A sistematização da rede de proteção às vítimas e testemunhas está prevista em lei. Trata-se de articulação entre os órgãos e instituições para evitar que a criança e o adolescente tenham que ser ouvidos, por diversas vezes, sobre o mesmo fato. Por meio dessas disposições, há a prevenção à revitimização e à prática de violência institucional.

Nessa perspectiva, surgem os conceitos de Revelação Espontânea (quando a vítima expõe sobre o acontecido a alguém que faça parte da rede de proteção) e a Escuta Especializada (acompanhada por profissionais capacitados, como psicólogos e assistentes sociais). Tais denominações dispõem como deve ocorrer o processo de acolhimento e encaminhamento da vítima e da testemunha.

No tocante aos casos em que a violência contra criança e o adolescente é praticada no âmbito de instituição pública, sugere-se que não seja realizada a escuta durante o procedimento investigativo, mas sejam iniciadas as coletas de provas correlatas, que possam instrumentalizar alguns procedimentos essenciais (como o afastamento do servidor acusado e/ou a sua alocação para outras atividades institucionais).

 

 

 

[i] Será adotado o termo servidor público no sentido “lato” sendo a denominação atribuída àquele que exerce atividade no âmbito de órgão e/ou instituição pública.

[ii] Algumas orientações foram disponibilizadas pela palestrante Márcia Borba durante formação para professores do Instituto Federal de Brasília, ocorrida no dia 23 de junho de 2020, e que também estão presentes no e-book do Projeto MARIA da penha vai à escola: Escuta Especializada. , 2020. Disponível em: <http://https://www.tjdft.jus.br/informacoes/cidadania/centro-judiciario-mulher/o-nucleo-judiciario-da-mulher/projetos/eixo-comunitario/infograficos-mpve_a4-5.pdf>. Acesso em: 27 jun. 2020.

[iii]  Dependendo das provas iniciais, poderia ser na forma de sindicância investigativa.

[iv] PAD- modelos de documentos utilizados. , 2020. Disponível em: <http://http://www.cdpa.ufg.br/p/12510-modelos-utilizados-pad>. Acesso em: 25 jun. 2020.
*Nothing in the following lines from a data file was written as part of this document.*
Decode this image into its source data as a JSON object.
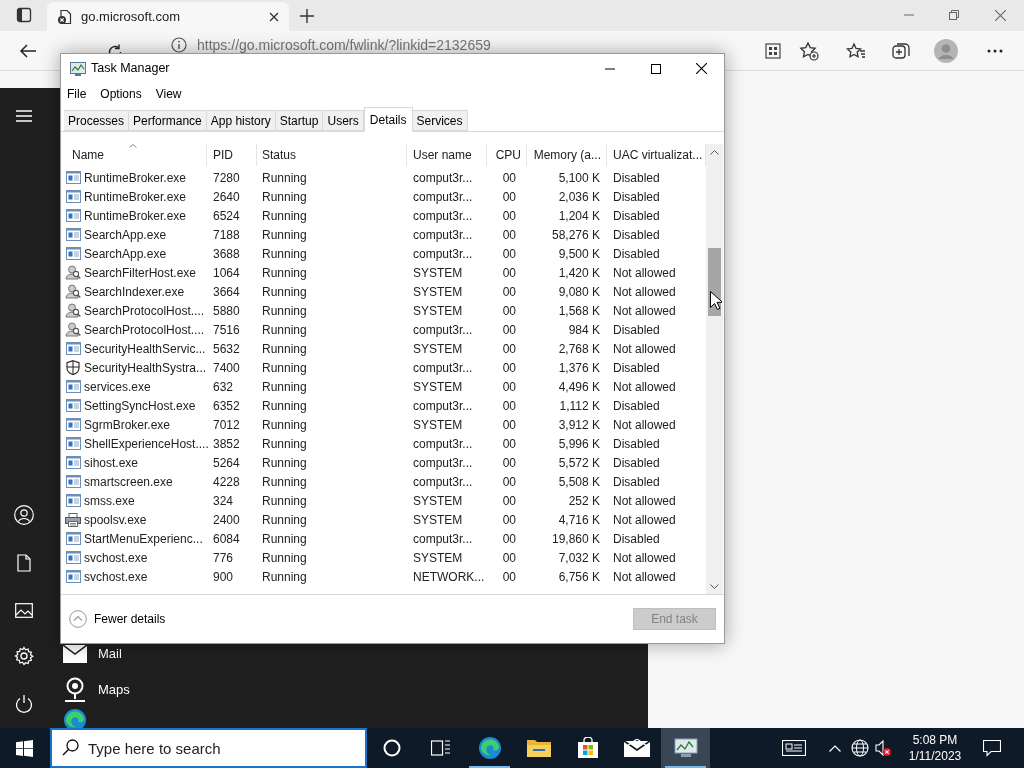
{
  "browser": {
    "tab_title": "go.microsoft.com",
    "url": "https://go.microsoft.com/fwlink/?linkid=2132659"
  },
  "start_menu": {
    "apps": [
      {
        "kind": "mail",
        "label": "Mail"
      },
      {
        "kind": "maps",
        "label": "Maps"
      }
    ]
  },
  "task_manager": {
    "title": "Task Manager",
    "menu": [
      "File",
      "Options",
      "View"
    ],
    "tabs": [
      {
        "label": "Processes",
        "selected": false
      },
      {
        "label": "Performance",
        "selected": false
      },
      {
        "label": "App history",
        "selected": false
      },
      {
        "label": "Startup",
        "selected": false
      },
      {
        "label": "Users",
        "selected": false
      },
      {
        "label": "Details",
        "selected": true
      },
      {
        "label": "Services",
        "selected": false
      }
    ],
    "columns": [
      "Name",
      "PID",
      "Status",
      "User name",
      "CPU",
      "Memory (a...",
      "UAC virtualizat..."
    ],
    "rows": [
      {
        "kind": "app",
        "name": "RuntimeBroker.exe",
        "pid": "7280",
        "status": "Running",
        "user": "comput3r...",
        "cpu": "00",
        "memory": "5,100 K",
        "uac": "Disabled"
      },
      {
        "kind": "app",
        "name": "RuntimeBroker.exe",
        "pid": "2640",
        "status": "Running",
        "user": "comput3r...",
        "cpu": "00",
        "memory": "2,036 K",
        "uac": "Disabled"
      },
      {
        "kind": "app",
        "name": "RuntimeBroker.exe",
        "pid": "6524",
        "status": "Running",
        "user": "comput3r...",
        "cpu": "00",
        "memory": "1,204 K",
        "uac": "Disabled"
      },
      {
        "kind": "app",
        "name": "SearchApp.exe",
        "pid": "7188",
        "status": "Running",
        "user": "comput3r...",
        "cpu": "00",
        "memory": "58,276 K",
        "uac": "Disabled"
      },
      {
        "kind": "app",
        "name": "SearchApp.exe",
        "pid": "3688",
        "status": "Running",
        "user": "comput3r...",
        "cpu": "00",
        "memory": "9,500 K",
        "uac": "Disabled"
      },
      {
        "kind": "search",
        "name": "SearchFilterHost.exe",
        "pid": "1064",
        "status": "Running",
        "user": "SYSTEM",
        "cpu": "00",
        "memory": "1,420 K",
        "uac": "Not allowed"
      },
      {
        "kind": "search",
        "name": "SearchIndexer.exe",
        "pid": "3664",
        "status": "Running",
        "user": "SYSTEM",
        "cpu": "00",
        "memory": "9,080 K",
        "uac": "Not allowed"
      },
      {
        "kind": "search",
        "name": "SearchProtocolHost....",
        "pid": "5880",
        "status": "Running",
        "user": "SYSTEM",
        "cpu": "00",
        "memory": "1,568 K",
        "uac": "Not allowed"
      },
      {
        "kind": "search",
        "name": "SearchProtocolHost....",
        "pid": "7516",
        "status": "Running",
        "user": "comput3r...",
        "cpu": "00",
        "memory": "984 K",
        "uac": "Disabled"
      },
      {
        "kind": "app",
        "name": "SecurityHealthServic...",
        "pid": "5632",
        "status": "Running",
        "user": "SYSTEM",
        "cpu": "00",
        "memory": "2,768 K",
        "uac": "Not allowed"
      },
      {
        "kind": "shield",
        "name": "SecurityHealthSystra...",
        "pid": "7400",
        "status": "Running",
        "user": "comput3r...",
        "cpu": "00",
        "memory": "1,376 K",
        "uac": "Disabled"
      },
      {
        "kind": "app",
        "name": "services.exe",
        "pid": "632",
        "status": "Running",
        "user": "SYSTEM",
        "cpu": "00",
        "memory": "4,496 K",
        "uac": "Not allowed"
      },
      {
        "kind": "app",
        "name": "SettingSyncHost.exe",
        "pid": "6352",
        "status": "Running",
        "user": "comput3r...",
        "cpu": "00",
        "memory": "1,112 K",
        "uac": "Disabled"
      },
      {
        "kind": "app",
        "name": "SgrmBroker.exe",
        "pid": "7012",
        "status": "Running",
        "user": "SYSTEM",
        "cpu": "00",
        "memory": "3,912 K",
        "uac": "Not allowed"
      },
      {
        "kind": "app",
        "name": "ShellExperienceHost....",
        "pid": "3852",
        "status": "Running",
        "user": "comput3r...",
        "cpu": "00",
        "memory": "5,996 K",
        "uac": "Disabled"
      },
      {
        "kind": "app",
        "name": "sihost.exe",
        "pid": "5264",
        "status": "Running",
        "user": "comput3r...",
        "cpu": "00",
        "memory": "5,572 K",
        "uac": "Disabled"
      },
      {
        "kind": "app",
        "name": "smartscreen.exe",
        "pid": "4228",
        "status": "Running",
        "user": "comput3r...",
        "cpu": "00",
        "memory": "5,508 K",
        "uac": "Disabled"
      },
      {
        "kind": "app",
        "name": "smss.exe",
        "pid": "324",
        "status": "Running",
        "user": "SYSTEM",
        "cpu": "00",
        "memory": "252 K",
        "uac": "Not allowed"
      },
      {
        "kind": "printer",
        "name": "spoolsv.exe",
        "pid": "2400",
        "status": "Running",
        "user": "SYSTEM",
        "cpu": "00",
        "memory": "4,716 K",
        "uac": "Not allowed"
      },
      {
        "kind": "app",
        "name": "StartMenuExperienc...",
        "pid": "6084",
        "status": "Running",
        "user": "comput3r...",
        "cpu": "00",
        "memory": "19,860 K",
        "uac": "Disabled"
      },
      {
        "kind": "app",
        "name": "svchost.exe",
        "pid": "776",
        "status": "Running",
        "user": "SYSTEM",
        "cpu": "00",
        "memory": "7,032 K",
        "uac": "Not allowed"
      },
      {
        "kind": "app",
        "name": "svchost.exe",
        "pid": "900",
        "status": "Running",
        "user": "NETWORK...",
        "cpu": "00",
        "memory": "6,756 K",
        "uac": "Not allowed"
      }
    ],
    "fewer_details": "Fewer details",
    "end_task": {
      "label": "End task",
      "disabled": true
    }
  },
  "taskbar": {
    "search_placeholder": "Type here to search",
    "apps": [
      {
        "kind": "cortana",
        "running": false,
        "selected": false
      },
      {
        "kind": "taskview",
        "running": false,
        "selected": false
      },
      {
        "kind": "edge",
        "running": true,
        "selected": false
      },
      {
        "kind": "explorer",
        "running": false,
        "selected": false
      },
      {
        "kind": "store",
        "running": false,
        "selected": false
      },
      {
        "kind": "mail",
        "running": false,
        "selected": false
      },
      {
        "kind": "taskmanager",
        "running": true,
        "selected": true
      }
    ],
    "time": "5:08 PM",
    "date": "1/11/2023"
  }
}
[v] BRASIL. Recomendação nº 2/2017, de 29 de maio de 2017. Procuradoria da República de Goiás. [S. l.], 29 maio 2017. Disponível em: http://www.mpf.mp.br/go/sala-de-imprensa/docs/not2212-recomendacao.pdf. Acesso em: 25 jun. 2020

[vi] CORDEIRO MACEDO, Alexandre et al. Manual de PAD: CGU. In: Manual de PAD. [S. l.], 28 maio 2019. Disponível em: https://www.justica.gov.br/coger/arquivos/manual_pad_mai-2019.pdf. Acesso em: 25 jun. 2020.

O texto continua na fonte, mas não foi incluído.